The deficit is on track to surpass $1 trillion for all of fiscal 2009 and some economists believe it could go much higher.
The deficit for December totaled $83.6 billion, a sharp deterioration from a year ago when the government managed a surplus of $48.3 billion…
All the red ink is occurring because of the massive spending on the $700 billion financial rescue program and a prolonged recession which has depressed tax revenues.
The imbalance from October through December is the highest on record for a first quarter and surpasses the mark for a full budget year of $454.8 billion set last year.
The Congressional Budget Office last week projected that the deficit for this fiscal year will hit $1.2 trillion…not includ[ing] any of the costs from the economic stimulus program that President-elect Barack Obama is hoping Congress will pass in the next few weeks…
The red ink through December includes $247 billion that has been spent on the $700 billion financial rescue program [TARP]…
Yet, as this CNN-Money story points out, despite the ballooning federal debt, interest payments are actually down from a year ago because interest rates are now so low:
According to the report, Treasury also paid nearly $43.5 billion in interest on its outstanding debt in the first quarter of the fiscal year, down from nearly $58 billion paid during the same period a year ago, reflecting the dramatic drop in interest rates on Treasury bonds.
Treasury has been issuing bonds at a record pace in the past few months to pay for its massive bailout programs. Although the Treasury adds to the deficit whenever it issues bonds, that issuance has come cheap recently as interest rates have plummeted to record lows.
Can/will those interest rates stay low as the debt continues to rise at a pace just around $1 trillion per year? No. Just look at the CBO report, which shows (Table 2, pg. 12) that although short-term interest rates are forecast to remain in the zero-to-one percent range for 2009 and 2010, they are expected to rise to the 4-to-5 percent range by the latter half of the ten-year budget window.

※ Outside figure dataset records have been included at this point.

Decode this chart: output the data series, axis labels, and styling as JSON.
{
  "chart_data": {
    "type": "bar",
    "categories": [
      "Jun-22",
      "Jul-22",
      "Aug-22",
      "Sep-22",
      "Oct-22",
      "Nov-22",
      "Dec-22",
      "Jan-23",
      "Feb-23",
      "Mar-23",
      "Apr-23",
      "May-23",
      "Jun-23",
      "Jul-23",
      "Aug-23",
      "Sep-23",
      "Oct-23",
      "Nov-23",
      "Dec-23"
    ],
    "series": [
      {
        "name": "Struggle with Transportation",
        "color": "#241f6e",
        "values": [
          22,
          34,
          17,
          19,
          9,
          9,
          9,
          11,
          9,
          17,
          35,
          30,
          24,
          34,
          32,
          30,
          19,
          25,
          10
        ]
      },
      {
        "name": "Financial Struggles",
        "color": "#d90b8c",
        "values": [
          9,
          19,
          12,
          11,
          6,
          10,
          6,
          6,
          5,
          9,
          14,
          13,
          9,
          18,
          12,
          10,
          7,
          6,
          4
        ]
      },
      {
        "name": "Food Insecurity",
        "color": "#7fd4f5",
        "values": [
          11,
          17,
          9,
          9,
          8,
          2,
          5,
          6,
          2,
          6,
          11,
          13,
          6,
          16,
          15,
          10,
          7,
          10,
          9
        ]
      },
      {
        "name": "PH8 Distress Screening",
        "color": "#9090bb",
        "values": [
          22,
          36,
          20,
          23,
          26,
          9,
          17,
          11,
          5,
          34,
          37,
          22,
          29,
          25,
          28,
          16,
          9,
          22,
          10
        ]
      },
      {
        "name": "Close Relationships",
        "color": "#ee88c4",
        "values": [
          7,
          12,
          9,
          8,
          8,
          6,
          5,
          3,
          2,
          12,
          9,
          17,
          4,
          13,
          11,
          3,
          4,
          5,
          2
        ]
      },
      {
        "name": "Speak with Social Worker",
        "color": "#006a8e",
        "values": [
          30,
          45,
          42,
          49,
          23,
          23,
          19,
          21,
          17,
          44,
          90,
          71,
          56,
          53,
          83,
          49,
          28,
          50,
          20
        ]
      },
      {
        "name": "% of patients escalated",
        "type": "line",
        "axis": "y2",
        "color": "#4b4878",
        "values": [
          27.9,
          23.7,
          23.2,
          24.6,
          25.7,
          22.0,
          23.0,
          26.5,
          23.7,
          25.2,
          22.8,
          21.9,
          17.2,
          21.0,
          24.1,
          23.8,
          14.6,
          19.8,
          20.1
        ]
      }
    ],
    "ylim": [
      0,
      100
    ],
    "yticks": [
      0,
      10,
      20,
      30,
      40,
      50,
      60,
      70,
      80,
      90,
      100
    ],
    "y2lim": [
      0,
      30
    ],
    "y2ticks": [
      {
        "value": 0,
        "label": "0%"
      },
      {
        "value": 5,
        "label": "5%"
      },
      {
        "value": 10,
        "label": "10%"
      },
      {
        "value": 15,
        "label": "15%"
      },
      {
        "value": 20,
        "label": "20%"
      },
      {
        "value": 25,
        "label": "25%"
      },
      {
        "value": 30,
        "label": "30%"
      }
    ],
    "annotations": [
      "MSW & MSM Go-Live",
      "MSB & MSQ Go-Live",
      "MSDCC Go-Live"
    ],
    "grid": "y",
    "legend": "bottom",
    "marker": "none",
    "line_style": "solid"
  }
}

Even under the current-law baseline with no extension of any of the tax cuts, annual net interest payments double in just five years–from $195 billion (1.4 percent of GDP) in fiscal year 2009, to $392 billion (2.2 percent of GDP) in fiscal year 2014. (And under Concord’s more realistic, plausible baseline, net interest in fiscal year 2014 reaches $479 billion–i.e., in nominal dollar terms, coincidentally exceeding the magnitude of last fiscal year’s (”previous record”) deficit.)